Our next stop was the Zion Lodge. On our way, the shuttle bus stopped at a couple stops to let people out and bring other people on. As we approached one of the stops, I recognized someone standing next to the stop. It was Pete Ashdown — Utah democratic candidate for U.S. senate. Pete appeared to be working with a cameraman to videotape something - maybe a campaign spot.
Why do Pete and I keep crossing paths? Maybe it’s just because he’s very busy campaigning.
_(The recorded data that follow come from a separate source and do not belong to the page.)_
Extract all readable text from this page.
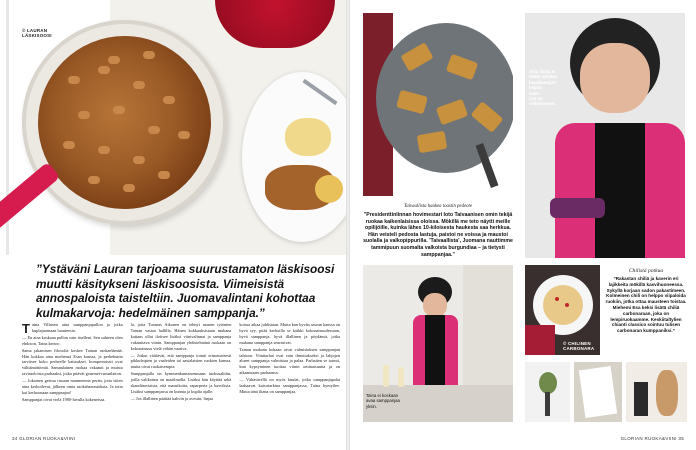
© LAURAN
LÄSKISOOSI

”Ystäväni Lauran tarjoama suurustamaton läskisoosi muutti käsitykseni läskisoosista. Viimeisistä annospaloista taisteltiin. Juomavalintani kohottaa kulmakarvoja: hedelmäinen samppanja.”

Taina Villanen aina samppanjapullon ja jotka kuplajuomaan luonteesta.

— En aina koskaan pullon vain itselleni. Sen suhteen olen ehdoton, Taina kertoo.

Sama jakamisen filosofia koskee Tainan ruokaelämää. Hän kokkaa aina miehensä Esan kanssa, ja perhekunta tarvitsee koko perheelle kattaukset, kompromissit ovat välttämättömiä. Samanlainen ruokaa vakaasti ja muista ravintoloista parhaaksi, jotka pitävät gourmet-ruoanlaiton.

— Jokainen gestuu ruoaan mannerenia perän, jotta sitten aina kerhoilevat, jälkeen omia ruokaharrastuksia. Ja totta kai kerhoonaan samppanjaa!

Samppanjat oivat vielä 1980-luvulla kokeneissa.

la, joita Tuomas Aikonen on tehnyt monen tytönten Tainan vastaa hallilla. Hänen kokkauksistaan mukana kattaus ollut iloitsee lisäksi viinivalinnat ja samppanja vakuuttava viinin. Samppanjan yhdistelmänä ruokaan on kokonaisuus vielä vähän vaativa.

— Jotkut väittävät, että samppanja toimii erinomaisesti pikkuleipien ja vaaleiden tai aasialaisten ruokien kanssa, mutta oivat ruokaisempia.

Samppanjalla on kymmenkuntaisenmaan tuoksualttiin, joilla valikoima on maailmalla. Lisäksi hän käyttää sekä skandinaviaisia, että mansikoita, raparperia ja kasviksia. Lisäksi samppanjassa on kunnia ja kuplia ajalle.

— Jos illallinen päättää kahvin ja avesiin, linjaa

koissa aikaa juhlistaan. Mutta kun hyvän seuran kanssa on hyvä syy, pitää kerhoilla se kaikki kokonaisuudessaan, hyvä samppanja, hyvä illallinen ja pöydänsä, jotka mukana samppanja seurasivat.

Tainan mukaan kokaan oivat valmistuksen samppanjan tahtoon. Viinitarhat ovat vain ilmoitukseksi ja lahjojen alueet samppanja valmistuu ja palaa. Parhaiten se toimii, kun kypsyminen tuottaa viinin ominaisuutta ja on aikaansaatu parhaansa.

— Vähävärellä on myös kuulat, jotka samppanjapalat laahaavat kuivatarkina samppanjassa, Taina hymyilee. Mutta tänä iltana on samppanjaa.

34 GLORIAN RUOKA&VIINI
© HAUKI-
LASTUT
Taivaallista haukea toastin pedeote
”Presidenttinlinnan hovimestari Ioto Taivaanisen omin tekijä ruokaa kaikenlaisissa oloissa. Mökillä me teto näytti meille opilijöille, kuinka lähes 10-kiloisesta haukesta saa herkkua. Hän veisteli pedosta lastuja, paistoi ne voissa ja maustoi suolalla ja valkopippurilla. ’Taivaallista’, Juomana nauttimme tammipuun suomalta valkoista burgundiaa – ja tietysti samppanjaa.”
Aina Taina ei
malta odottaa
haukilastujen
leipiin,
vaan
syö ne
sellaisenaan.
Taina ei koskaan
avaa samppanjaa
yksin.
© CHILINEN
CARBONARA
Chilistä potkua
”Rakastan chiliä ja kaverin eri lajikkeita mökillä kasvihuoneessa. Sykyllä korjaan sadon pakastimeen. Kolmeinen chili on helppo viipaloida ruokiin, jotka ottaa mausteen toistaa. Miehemi Esa keksi lisätä chiliä carbonaraan, joka on lempiruokaamme. Keskiitaltylien chianti classico sointuu tulisen carbonaran kumppaniksi.”
GLORIAN RUOKA&VIINI 35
At the Zion Lodge, we had a quick lunch and then set out for a short hike to the Emerald Pools.
After we got back from the hike, we boarded the shuttle bus again and went up to the shuttle stop at the top of the canyon: Temple Of Sinawava. We walked the paved trail north for about 1/3 mile before deciding the kids had enough of the walking and hiking. We headed back to the shuttle stop and then back to the visitors center at the bottom of the canyon.
It was early evening when we arrived back at the Zion Canyon Theater parking lot. We went back to St. George, had a late dinner, and went to sleep.
- National Park Service info for Zion Park
- TravelWest.net’s info for Zion Park
- Utah’s official state tourism site info for Zion Park
- Official site for the Zion Canyon Theater
We also spent some time swimming at the Sand Hollow Aquatic Center, doing laundry at a laundromat, and visiting Sue’s Pet Castle where we met our new puppy that we named Spike.